Com a chuva diminuindo, a conversa vai se encaminhando para o fim. Temas como a ascensão do populismo de direita na Europa e a eleição de Donald Trump nos EUA chegam à mesa. "Os americanos desconfiam mais do Estado, sempre. Aquilo que disse [o ex­presidente] Ronald Reagan [1911­2004] em sua posse [em 1981] é algo inconcebível na boca de qualquer governante brasileiro. Ele disse: 'O Estado não é a solução do problema, o Estado é o problema'." 

Para Karnal, estudioso das religiões, a ética protestante pesou, sim, na eleição de Trump, um conservadorismo que não é só do "redneck", mas já se manifestou antes. "Em 1969, quando concorreu, Nixon era um homem pouco carismático, que já havia perdido a eleição para Kennedy, mas se candidata, já que os democratas estavam desgastados em função do Vietnã. Ele vence com a promessa de tirar o país da guerra", diz. "Nixon não cumpre a promessa, a guerra chega ao apogeu, e ele se candidata novamente, já com denúncias de desvio de verba e acusações de atos ilegais. A imprensa aposta no candidato democrata. Nixon vence. A partir de então usa­se muito a expressão 'maioria silenciosa'." 

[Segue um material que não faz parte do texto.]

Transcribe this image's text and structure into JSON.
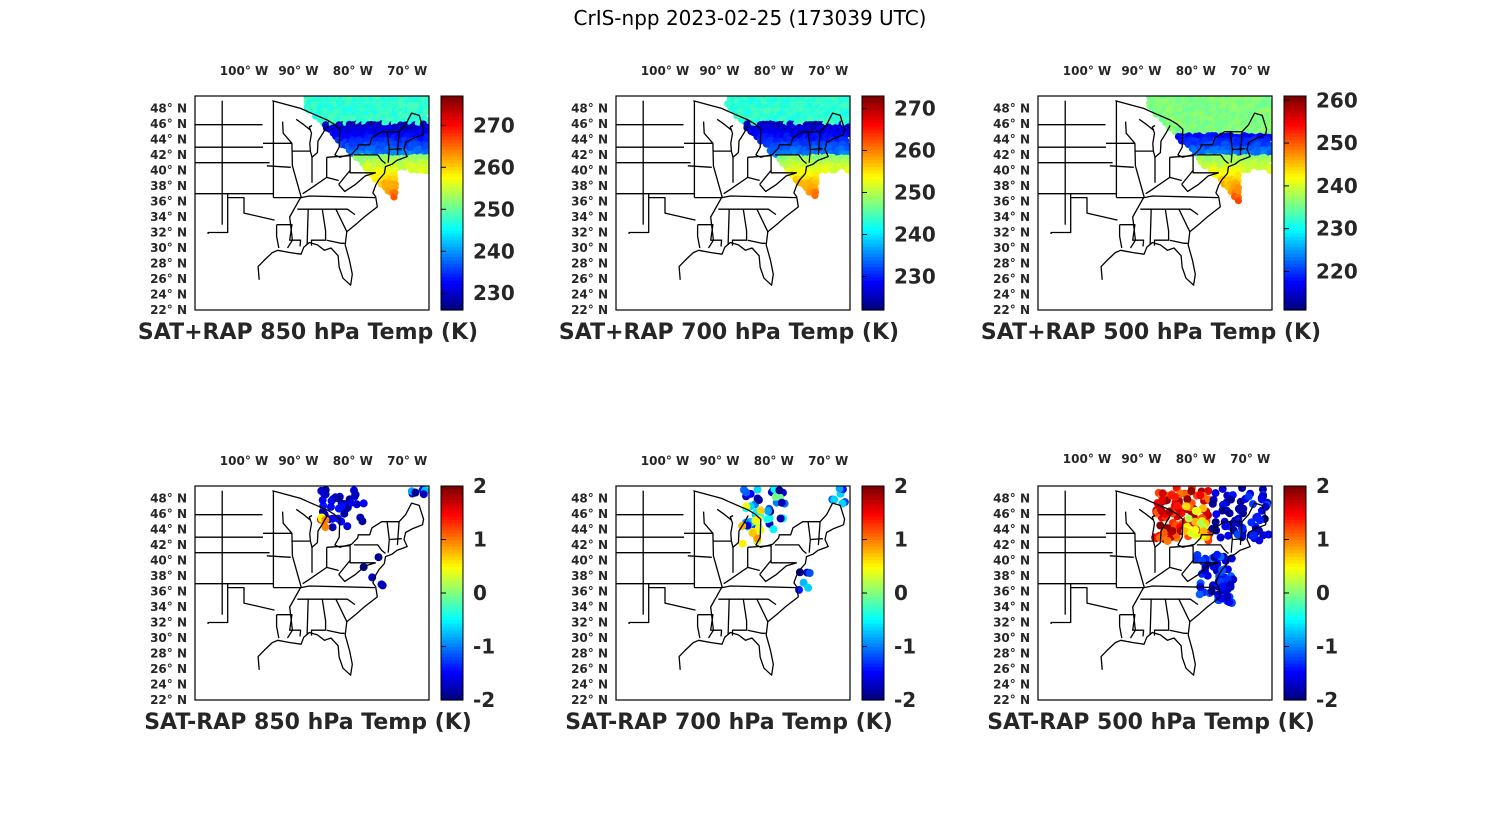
{
  "title": "CrIS-npp 2023-02-25 (173039 UTC)",
  "lon_ticks": [
    "100° W",
    "90° W",
    "80° W",
    "70° W"
  ],
  "lat_ticks": [
    "48° N",
    "46° N",
    "44° N",
    "42° N",
    "40° N",
    "38° N",
    "36° N",
    "34° N",
    "32° N",
    "30° N",
    "28° N",
    "26° N",
    "24° N",
    "22° N"
  ],
  "colormap": "jet",
  "colors": {
    "frame": "#000000",
    "text": "#262626",
    "background": "#ffffff"
  },
  "panels": [
    {
      "id": "sat-rap-850",
      "caption": "SAT+RAP 850 hPa Temp (K)",
      "colorbar": {
        "min": 226,
        "max": 277,
        "ticks": [
          "230",
          "240",
          "250",
          "260",
          "270"
        ]
      }
    },
    {
      "id": "sat-rap-700",
      "caption": "SAT+RAP 700 hPa Temp (K)",
      "colorbar": {
        "min": 222,
        "max": 273,
        "ticks": [
          "230",
          "240",
          "250",
          "260",
          "270"
        ]
      }
    },
    {
      "id": "sat-rap-500",
      "caption": "SAT+RAP 500 hPa Temp (K)",
      "colorbar": {
        "min": 211,
        "max": 261,
        "ticks": [
          "220",
          "230",
          "240",
          "250",
          "260"
        ]
      }
    },
    {
      "id": "sat-minus-rap-850",
      "caption": "SAT-RAP 850 hPa Temp (K)",
      "colorbar": {
        "min": -2,
        "max": 2,
        "ticks": [
          "-2",
          "-1",
          "0",
          "1",
          "2"
        ]
      }
    },
    {
      "id": "sat-minus-rap-700",
      "caption": "SAT-RAP 700 hPa Temp (K)",
      "colorbar": {
        "min": -2,
        "max": 2,
        "ticks": [
          "-2",
          "-1",
          "0",
          "1",
          "2"
        ]
      }
    },
    {
      "id": "sat-minus-rap-500",
      "caption": "SAT-RAP 500 hPa Temp (K)",
      "colorbar": {
        "min": -2,
        "max": 2,
        "ticks": [
          "-2",
          "-1",
          "0",
          "1",
          "2"
        ]
      }
    }
  ]
}
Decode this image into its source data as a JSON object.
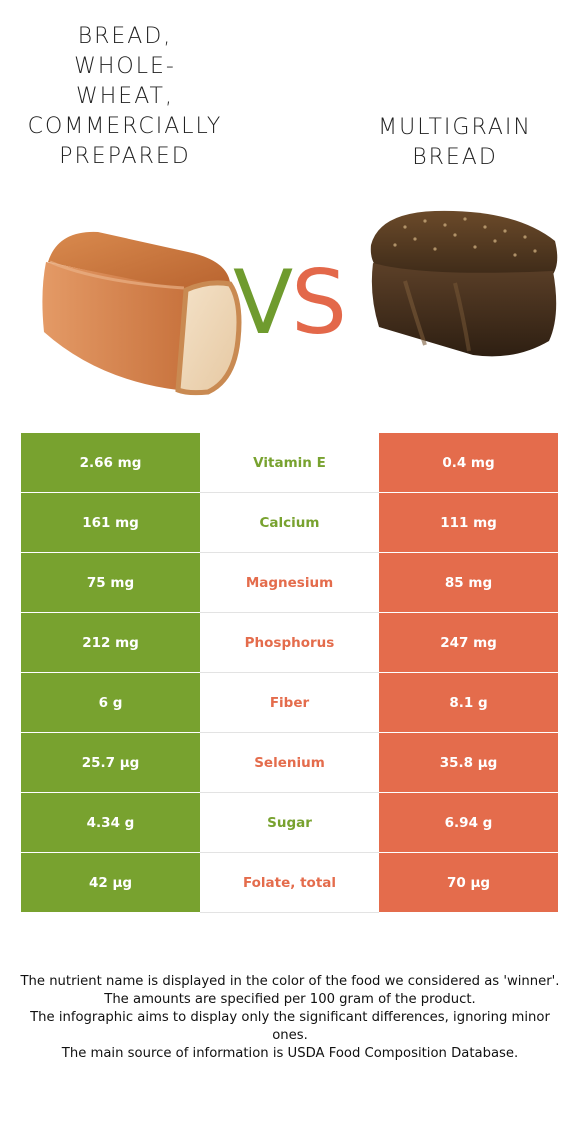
{
  "header": {
    "left_title_lines": [
      "BREAD,",
      "WHOLE-",
      "WHEAT,",
      "COMMERCIALLY",
      "PREPARED"
    ],
    "right_title_lines": [
      "MULTIGRAIN",
      "BREAD"
    ],
    "vs_v": "V",
    "vs_s": "S"
  },
  "colors": {
    "left_food": "#78a22f",
    "right_food": "#e46c4c",
    "vs_v": "#6f9b2e",
    "vs_s": "#e3684a"
  },
  "images": {
    "left": "whole-wheat-bread-loaf",
    "right": "multigrain-bread-loaf"
  },
  "rows": [
    {
      "left": "2.66 mg",
      "nutrient": "Vitamin E",
      "right": "0.4 mg",
      "winner": "left"
    },
    {
      "left": "161 mg",
      "nutrient": "Calcium",
      "right": "111 mg",
      "winner": "left"
    },
    {
      "left": "75 mg",
      "nutrient": "Magnesium",
      "right": "85 mg",
      "winner": "right"
    },
    {
      "left": "212 mg",
      "nutrient": "Phosphorus",
      "right": "247 mg",
      "winner": "right"
    },
    {
      "left": "6 g",
      "nutrient": "Fiber",
      "right": "8.1 g",
      "winner": "right"
    },
    {
      "left": "25.7 µg",
      "nutrient": "Selenium",
      "right": "35.8 µg",
      "winner": "right"
    },
    {
      "left": "4.34 g",
      "nutrient": "Sugar",
      "right": "6.94 g",
      "winner": "left"
    },
    {
      "left": "42 µg",
      "nutrient": "Folate, total",
      "right": "70 µg",
      "winner": "right"
    }
  ],
  "footnote": {
    "line1": "The nutrient name is displayed in the color of the food we considered as 'winner'.",
    "line2": "The amounts are specified per 100 gram of the product.",
    "line3": "The infographic aims to display only the significant differences, ignoring minor ones.",
    "line4": "The main source of information is USDA Food Composition Database."
  }
}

"Quando você vê 50 mil pessoas reunidas na avenida Paulista, pense o seguinte: há 11, 9 milhões de pessoas que ficaram em casa. Um milhão pede Diretas Já ­ 11 milhões ficaram em casa. Essa maioria silenciosa geralmente é desprezada." 


Karnal diz que a ética protestante pesou na eleição de Trump, mostrando a força da 'maioria silenciosa' e o conservadorismo

Karnal diz que, para essa maioria, Trump encarna o macho alfa, o milionário que anda com mulheres lindas e é um típico "vencedor" americano. A imprensa traduziu, segundo o professor, apenas o sentimento dos cidadãos mais educados e refinados, que olham para Trump como um arrivista, um idiota, um ogro. "Exatamente por ser ogro, ele venceu. O que você vê como defeito, vira uma virtude." O professor conta que os franceses chamam isso de "mans faire" ­ a esfera dos homens. Foi tema de um recente artigo do jornal francês "Le Monde", que fala da vitória do macho alfa sobre o homem sensível, o bom marido, que exalta a inteligência da mulher. 

As mulheres ganharam poder e avançaram, enquanto os homens ficaram acuados, a identidade enevoada ­ essas sombras do masculino, diz Karnal, também podem estar entre as razões inconscientes para a eleição do "ogro" porque, de todos os grupos perdidos na revolução sexual, os homens são, de longe, os mais perdidos.